On April 16, 1962, the mountain base of Los Aramos del Velázquez was attacked by troops and militias. A tenacious battle ensued. At first, Osvaldo Ramírez again managed to break the encirclement and escape. However, several hours later he was killed in a shootout with a communist militia. The report on Ramírez's death was received by the commander of the Central Military Zone, Juan Almeida Bosque. Oswaldo Ramírez was succeeded in command of the ELN by Tomás San Gil, previously head of the guerrilla headquarters and commander of militants in several areas. San Gil was assassinated on 28 February 1963.

== Legacy ==
The attitude towards Osvaldo Ramírez varies across the Cuban community. Cuban authorities characterize him as a "brutal counterrevolutionary bandit and CIA agent," speaking of his bad character and addiction to alcohol. Cuban dissidents consider Ramírez a hero of the liberation struggle, a "humble worker," a brave fighter against two dictatorships and leader of an "anti-totalitarian crusade." Representatives of the Cuban opposition, especially in Villa Clara Province, commemorated the date of Osvaldo Ramírez's death.

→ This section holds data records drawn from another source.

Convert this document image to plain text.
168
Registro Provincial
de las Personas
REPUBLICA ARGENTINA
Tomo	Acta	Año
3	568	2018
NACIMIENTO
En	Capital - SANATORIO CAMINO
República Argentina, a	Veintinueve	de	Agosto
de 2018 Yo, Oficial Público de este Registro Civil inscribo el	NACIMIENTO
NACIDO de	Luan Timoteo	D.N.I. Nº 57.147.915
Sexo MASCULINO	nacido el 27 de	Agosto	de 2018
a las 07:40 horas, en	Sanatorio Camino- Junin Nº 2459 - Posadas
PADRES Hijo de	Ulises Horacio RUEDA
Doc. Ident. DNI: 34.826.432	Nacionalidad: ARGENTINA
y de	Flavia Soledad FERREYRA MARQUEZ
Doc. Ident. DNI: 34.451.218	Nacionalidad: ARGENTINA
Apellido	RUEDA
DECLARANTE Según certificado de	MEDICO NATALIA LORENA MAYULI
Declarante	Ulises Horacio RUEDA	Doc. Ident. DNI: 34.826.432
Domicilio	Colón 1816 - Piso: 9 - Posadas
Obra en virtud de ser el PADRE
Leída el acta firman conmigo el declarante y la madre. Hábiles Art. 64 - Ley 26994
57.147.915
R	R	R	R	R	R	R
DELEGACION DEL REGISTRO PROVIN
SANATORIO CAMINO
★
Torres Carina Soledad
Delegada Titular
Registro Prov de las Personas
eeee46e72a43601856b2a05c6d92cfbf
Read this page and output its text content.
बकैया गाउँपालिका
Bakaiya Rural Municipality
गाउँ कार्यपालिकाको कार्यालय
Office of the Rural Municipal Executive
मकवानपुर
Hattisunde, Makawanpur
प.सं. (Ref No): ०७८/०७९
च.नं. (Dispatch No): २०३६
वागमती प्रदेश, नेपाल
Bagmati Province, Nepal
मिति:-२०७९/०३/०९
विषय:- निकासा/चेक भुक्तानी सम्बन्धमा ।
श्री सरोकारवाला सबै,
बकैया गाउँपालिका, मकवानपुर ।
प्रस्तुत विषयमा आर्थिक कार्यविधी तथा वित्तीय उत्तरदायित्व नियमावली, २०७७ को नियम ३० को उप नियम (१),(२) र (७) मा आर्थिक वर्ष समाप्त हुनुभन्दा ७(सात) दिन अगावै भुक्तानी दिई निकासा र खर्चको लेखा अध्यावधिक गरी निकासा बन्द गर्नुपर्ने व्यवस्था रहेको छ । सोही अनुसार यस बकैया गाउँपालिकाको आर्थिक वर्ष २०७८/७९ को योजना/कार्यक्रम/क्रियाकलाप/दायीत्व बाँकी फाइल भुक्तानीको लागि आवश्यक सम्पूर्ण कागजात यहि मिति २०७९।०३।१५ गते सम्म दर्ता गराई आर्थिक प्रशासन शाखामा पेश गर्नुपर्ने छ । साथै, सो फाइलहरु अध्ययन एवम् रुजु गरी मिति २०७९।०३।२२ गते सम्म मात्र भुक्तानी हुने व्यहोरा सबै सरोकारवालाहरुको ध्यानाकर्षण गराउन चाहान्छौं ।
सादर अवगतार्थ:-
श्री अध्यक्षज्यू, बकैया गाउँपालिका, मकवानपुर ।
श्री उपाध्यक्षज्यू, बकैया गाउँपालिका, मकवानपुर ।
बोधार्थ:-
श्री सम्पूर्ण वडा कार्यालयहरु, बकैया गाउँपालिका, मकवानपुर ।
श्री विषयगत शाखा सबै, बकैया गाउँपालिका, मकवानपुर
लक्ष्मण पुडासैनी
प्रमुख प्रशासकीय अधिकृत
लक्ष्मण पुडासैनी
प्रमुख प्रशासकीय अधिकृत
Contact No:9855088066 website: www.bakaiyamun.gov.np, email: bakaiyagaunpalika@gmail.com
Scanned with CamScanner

Osvaldo Ramírez's wife was subjected to surveillance, harassment and insults in Cuba for a long time. Later, the family had the opportunity to emigrate. Ramírez's descendants resides in Miami. Osvaldo Ramírez Jr. actively promotes his father's legacy. On 16 April 2010, on the anniversary of his death, the Masonic lodge Comandante Osvaldo Ramírez García No. 3 was created in Miami. Osvaldo Ramírez's stylistic signature was wearing a Stetson cowboy hat. His favorite weapon was the M1 carbine or Thompson submachine Gun.